By broad consent, it was among the most powerful orations delivered in that chamber. Malcolm’s side lost the debate, but he won over many admirers. Among them was the Union’s treasurer, Tariq Ali, who was in the chair on the night of the debate. In a subsequent discussion with Malcolm X, he argued that the Muslim identity did not count for much in countering repression in countries where Islam was the norm.
To his surprise, Malcolm responded: “It’s good to hear you talk like that. I’m beginning to ask myself the same questions.”
By then it wasn’t uncommon for Malcolm in his public perorations to distinguish between his faith and his politics; he was increasingly advising his followers that religion was a matter between individuals and their God, best consigned to the closet; the rights struggle was universal, based on neither race nor faith.
Malcolm had discovered the NOI a decade or so earlier, while serving time for petty crime; once out of jail, he rapidly became one of its leading lights, but his effectiveness as a recruiting sergeant always had something to do with violating the cult leader’s injunctions to steer clear of politics.
Malcolm was popularly designated the Prince of Hate, as opposed to the King of Love. He frequently noted that he preferred the outright segregationists among the whites to those whose liberal pretensions disguised their deep-seated racism. He believed that the struggle in the US should be for human rights instead of civil rights — and that it should be waged on the global stage, not least at the United Nations. Possibly one of the reasons Malcolm spent so much time abroad in 1964 was the realization that, sooner or later, he would be targeted for elimination. The final segment of Manning Marable’s Pulitzer Prize-winning biography from 2011 reads like the chronicle of a death foretold. In Oxford in December that year, Tariq Ali recalls a late-night post-debate conversation with Malcolm, which he ended by expressing the hope that they would meet again before long. “He smiled,” Ali writes, “and, without any trace of emotion, said: ‘I don’t think so. By this time next year, I’ll be dead.’”
It didn’t take that long. Fifty years ago this week, on Feb. 21, 1965, as Malcolm, not yet 40 at the time, came to the podium to address a gathering at the Audubon Ballroom in Harlem, he was gunned down by an NOI execution squad. The extent to which the authorities, which had infiltrated both the NOI and the pair of organizations Malcolm formed, were aware of the plot remains unclear. Substantial segments of the FBI files on Malcolm are still not open to scrutiny.
By then, Malcolm had sparked the interest, and in some cases acquired the allegiance, of several activists disappointed by the glacial pace of change in the light of the King-led campaign. They included John Lewis, the youngest speaker at the 1963 March on Washington, who has represented Georgia in the House of Representatives since 1987; Rosa Parks, who had sparked the Montgomery bus boycott in 1955; and Maya Angelou, who returned from self-exile in Ghana to join Malcolm’s Organization of African American Unity just days before he was assassinated.

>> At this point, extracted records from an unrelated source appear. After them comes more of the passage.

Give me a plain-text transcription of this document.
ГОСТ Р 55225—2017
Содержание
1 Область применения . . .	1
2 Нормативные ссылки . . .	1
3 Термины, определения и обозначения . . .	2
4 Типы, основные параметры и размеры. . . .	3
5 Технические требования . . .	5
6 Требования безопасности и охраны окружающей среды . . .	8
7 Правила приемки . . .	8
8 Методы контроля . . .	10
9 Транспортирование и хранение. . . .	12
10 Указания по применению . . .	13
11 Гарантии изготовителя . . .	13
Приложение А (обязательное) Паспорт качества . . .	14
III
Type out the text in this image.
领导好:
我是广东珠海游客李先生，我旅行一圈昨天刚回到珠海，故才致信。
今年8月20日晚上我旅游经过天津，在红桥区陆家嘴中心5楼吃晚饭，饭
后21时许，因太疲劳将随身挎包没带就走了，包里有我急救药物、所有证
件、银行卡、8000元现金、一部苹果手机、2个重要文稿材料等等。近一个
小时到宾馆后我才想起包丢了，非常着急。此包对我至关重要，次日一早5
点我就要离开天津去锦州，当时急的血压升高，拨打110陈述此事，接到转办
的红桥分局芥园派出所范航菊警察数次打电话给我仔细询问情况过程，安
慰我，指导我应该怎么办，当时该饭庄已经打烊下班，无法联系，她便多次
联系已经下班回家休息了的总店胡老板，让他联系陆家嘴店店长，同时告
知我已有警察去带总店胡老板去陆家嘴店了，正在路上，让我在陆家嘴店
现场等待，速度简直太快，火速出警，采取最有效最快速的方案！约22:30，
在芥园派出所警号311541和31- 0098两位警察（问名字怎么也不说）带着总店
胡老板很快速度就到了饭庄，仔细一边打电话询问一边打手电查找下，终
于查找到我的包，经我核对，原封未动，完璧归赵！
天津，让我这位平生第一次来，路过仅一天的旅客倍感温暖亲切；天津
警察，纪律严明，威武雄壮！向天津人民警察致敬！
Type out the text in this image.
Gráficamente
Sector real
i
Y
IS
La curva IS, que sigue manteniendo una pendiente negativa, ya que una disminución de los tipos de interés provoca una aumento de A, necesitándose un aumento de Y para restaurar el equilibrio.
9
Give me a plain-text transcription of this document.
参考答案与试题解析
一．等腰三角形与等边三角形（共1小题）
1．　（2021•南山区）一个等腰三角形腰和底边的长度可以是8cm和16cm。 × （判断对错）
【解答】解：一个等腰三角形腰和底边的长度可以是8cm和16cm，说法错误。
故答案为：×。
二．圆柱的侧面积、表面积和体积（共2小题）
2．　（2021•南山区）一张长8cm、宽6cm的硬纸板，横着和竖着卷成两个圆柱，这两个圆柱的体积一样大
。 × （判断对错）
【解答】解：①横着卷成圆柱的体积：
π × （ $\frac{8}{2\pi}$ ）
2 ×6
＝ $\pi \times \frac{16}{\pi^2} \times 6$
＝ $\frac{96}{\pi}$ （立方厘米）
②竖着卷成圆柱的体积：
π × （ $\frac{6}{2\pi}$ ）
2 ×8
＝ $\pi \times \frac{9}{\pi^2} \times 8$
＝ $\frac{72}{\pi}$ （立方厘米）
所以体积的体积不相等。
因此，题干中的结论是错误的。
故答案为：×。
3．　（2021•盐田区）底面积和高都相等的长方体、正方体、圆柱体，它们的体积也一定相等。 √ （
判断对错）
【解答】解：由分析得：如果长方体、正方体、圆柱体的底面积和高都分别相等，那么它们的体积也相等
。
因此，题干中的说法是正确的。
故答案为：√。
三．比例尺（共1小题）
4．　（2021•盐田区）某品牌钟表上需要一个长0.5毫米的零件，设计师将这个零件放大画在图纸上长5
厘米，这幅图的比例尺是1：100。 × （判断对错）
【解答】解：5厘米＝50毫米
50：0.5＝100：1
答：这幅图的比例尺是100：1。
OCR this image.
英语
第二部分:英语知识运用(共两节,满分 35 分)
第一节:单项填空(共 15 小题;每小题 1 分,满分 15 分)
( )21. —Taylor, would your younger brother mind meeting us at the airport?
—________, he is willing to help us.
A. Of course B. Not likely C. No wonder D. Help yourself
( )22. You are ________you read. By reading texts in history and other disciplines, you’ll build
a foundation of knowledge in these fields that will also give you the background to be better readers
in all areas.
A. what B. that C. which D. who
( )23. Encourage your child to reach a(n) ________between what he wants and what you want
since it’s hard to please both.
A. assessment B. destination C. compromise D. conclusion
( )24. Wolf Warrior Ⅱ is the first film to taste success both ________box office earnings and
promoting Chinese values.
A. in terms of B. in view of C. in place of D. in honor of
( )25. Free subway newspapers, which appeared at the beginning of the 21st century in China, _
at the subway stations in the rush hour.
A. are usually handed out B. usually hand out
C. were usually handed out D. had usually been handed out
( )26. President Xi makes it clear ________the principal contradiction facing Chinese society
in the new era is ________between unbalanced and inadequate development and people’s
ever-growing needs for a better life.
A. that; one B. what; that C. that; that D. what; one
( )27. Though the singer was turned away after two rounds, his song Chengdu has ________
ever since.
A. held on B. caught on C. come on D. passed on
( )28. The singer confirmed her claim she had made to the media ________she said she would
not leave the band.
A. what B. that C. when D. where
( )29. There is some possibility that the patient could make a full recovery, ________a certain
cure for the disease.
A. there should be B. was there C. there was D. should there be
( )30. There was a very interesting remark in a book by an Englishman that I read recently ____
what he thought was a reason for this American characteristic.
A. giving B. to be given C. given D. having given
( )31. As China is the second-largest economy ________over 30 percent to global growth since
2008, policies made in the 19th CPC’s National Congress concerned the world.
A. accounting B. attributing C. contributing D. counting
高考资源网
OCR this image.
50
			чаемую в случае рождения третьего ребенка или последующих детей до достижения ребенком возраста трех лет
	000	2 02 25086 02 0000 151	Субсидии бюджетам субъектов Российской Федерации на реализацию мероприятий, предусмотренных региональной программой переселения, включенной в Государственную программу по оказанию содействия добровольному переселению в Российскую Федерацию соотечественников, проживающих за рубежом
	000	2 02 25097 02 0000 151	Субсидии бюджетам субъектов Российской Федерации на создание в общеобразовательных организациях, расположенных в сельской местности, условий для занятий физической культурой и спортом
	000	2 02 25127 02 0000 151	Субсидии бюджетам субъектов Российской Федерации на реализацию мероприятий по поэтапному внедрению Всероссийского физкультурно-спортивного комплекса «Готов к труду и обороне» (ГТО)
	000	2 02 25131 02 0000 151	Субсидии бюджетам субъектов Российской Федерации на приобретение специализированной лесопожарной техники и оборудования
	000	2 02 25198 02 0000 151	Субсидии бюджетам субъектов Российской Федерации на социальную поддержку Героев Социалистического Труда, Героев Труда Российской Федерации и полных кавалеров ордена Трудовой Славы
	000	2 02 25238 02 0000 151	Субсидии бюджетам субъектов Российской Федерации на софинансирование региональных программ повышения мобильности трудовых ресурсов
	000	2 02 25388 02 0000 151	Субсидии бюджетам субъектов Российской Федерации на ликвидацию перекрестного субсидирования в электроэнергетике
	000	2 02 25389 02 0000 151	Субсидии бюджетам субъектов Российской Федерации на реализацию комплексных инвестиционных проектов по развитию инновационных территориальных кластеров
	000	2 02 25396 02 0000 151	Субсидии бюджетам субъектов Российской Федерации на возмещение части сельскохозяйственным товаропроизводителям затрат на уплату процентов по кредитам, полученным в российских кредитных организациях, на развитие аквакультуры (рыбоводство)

Malcolm’s legacy was in various ways built upon by the Black Power movement of the late 1960s and specifically the Black Panthers, but his unfulfilled potential as a relatively mainstream leader has inevitably been consigned to the realm of speculation. One could say X marks the spot of a cruel void in American history, not least because Malcolm’s militancy has frequently been vindicated. Had he by some miracle lived to be 95, who can say he would have been surprised that one in three African American males get a taste of American justice, frequently in their youth, and that in 2015 it remains necessary to point out that black lives matter.